Michael F. Hunt
Michael F. Hunt (b. 1945) spent decades as a pillar of musical academia, holding prestigious posts at Washington University, Saint Louis University, and Fontbonne, as well as acting as Senior Visiting Fulbright Scholar at Trinity College, Dublin. His works have been performed in Australia, Bosnia and Herzegovina, Canada, China, Ireland, Serbia, and the USA, but, remarkably, his compositional catalogue has long remained a hidden treasure, largely unrecorded and, remarkably, never before released.
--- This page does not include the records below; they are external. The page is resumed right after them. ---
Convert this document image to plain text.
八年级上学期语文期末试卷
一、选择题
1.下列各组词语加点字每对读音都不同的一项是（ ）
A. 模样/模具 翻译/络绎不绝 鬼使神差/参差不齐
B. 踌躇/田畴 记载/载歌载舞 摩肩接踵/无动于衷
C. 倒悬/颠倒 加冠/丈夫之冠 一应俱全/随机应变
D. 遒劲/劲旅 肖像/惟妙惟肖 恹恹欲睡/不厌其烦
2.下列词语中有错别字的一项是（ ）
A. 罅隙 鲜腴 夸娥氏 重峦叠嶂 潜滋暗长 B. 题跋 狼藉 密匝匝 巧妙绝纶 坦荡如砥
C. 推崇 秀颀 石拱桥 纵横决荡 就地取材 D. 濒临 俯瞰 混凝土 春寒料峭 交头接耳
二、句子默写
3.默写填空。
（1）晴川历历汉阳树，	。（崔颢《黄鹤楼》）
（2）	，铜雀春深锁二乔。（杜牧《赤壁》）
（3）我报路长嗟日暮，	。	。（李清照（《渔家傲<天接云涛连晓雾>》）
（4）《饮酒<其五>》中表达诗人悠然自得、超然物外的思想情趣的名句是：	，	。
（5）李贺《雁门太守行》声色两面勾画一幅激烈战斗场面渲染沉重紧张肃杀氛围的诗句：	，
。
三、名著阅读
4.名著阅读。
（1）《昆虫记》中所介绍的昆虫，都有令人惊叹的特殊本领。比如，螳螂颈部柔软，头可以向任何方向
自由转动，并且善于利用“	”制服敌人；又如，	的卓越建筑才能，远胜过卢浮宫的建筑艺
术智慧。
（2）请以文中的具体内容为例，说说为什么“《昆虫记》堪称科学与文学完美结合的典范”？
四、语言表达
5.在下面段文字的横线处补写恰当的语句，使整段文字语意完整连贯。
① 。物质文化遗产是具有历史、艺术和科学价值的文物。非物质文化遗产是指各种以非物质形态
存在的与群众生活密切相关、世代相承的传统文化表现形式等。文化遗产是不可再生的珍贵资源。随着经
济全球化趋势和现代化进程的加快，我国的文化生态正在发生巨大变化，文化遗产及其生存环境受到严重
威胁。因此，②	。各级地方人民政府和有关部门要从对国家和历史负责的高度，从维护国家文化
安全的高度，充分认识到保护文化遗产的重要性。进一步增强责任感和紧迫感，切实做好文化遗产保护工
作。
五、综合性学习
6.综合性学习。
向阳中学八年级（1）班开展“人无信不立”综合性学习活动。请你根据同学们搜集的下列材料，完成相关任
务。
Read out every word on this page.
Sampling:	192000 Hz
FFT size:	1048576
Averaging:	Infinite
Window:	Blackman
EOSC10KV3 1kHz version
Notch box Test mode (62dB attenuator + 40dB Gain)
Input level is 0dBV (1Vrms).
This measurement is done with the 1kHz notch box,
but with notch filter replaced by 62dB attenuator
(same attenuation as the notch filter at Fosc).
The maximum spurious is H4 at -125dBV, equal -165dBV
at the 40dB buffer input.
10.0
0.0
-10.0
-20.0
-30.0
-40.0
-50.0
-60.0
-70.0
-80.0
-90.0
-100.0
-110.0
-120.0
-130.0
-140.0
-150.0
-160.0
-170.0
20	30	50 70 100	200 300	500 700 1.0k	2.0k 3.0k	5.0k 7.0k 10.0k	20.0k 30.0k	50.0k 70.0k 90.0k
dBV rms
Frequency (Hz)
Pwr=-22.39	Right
Hunt studied music composition with Manus Sasonkin and Graham Hollobon at the St. Louis Institute of Music, from which he graduated in 1968, only to be drafted into the US infantry to fight in Vietnam. Contracting pneumonia and from his hospital bed pleading the Army Band to accept him as a trombonist, he was eventually transferred away from the front line and back into musicianship. He remained at Fort Leonard Wood until the war ended. Returning to civilian life, he earned his PhD from Washington University in St. Louis in 1974, where he tested the limits of the era’s technology, experimenting with algae-prompted tone generation and programming Paul Hindemith’s extensive “rules of composition” into a 3,000-card IBM 360 deck. This pursuit of abstract timbre eventually led to the aforementioned “Music for Multiple Keyboards” and its many-layered ensemble of synthesisers.
Phantom Limb's compilation, Passage of Time: The Music of Michael Hunt, collects three key longform pieces from Hunt’s sizable collection, and finally introduces to the world a composer who threads together contrasting schools of music with unparalleled curiosity.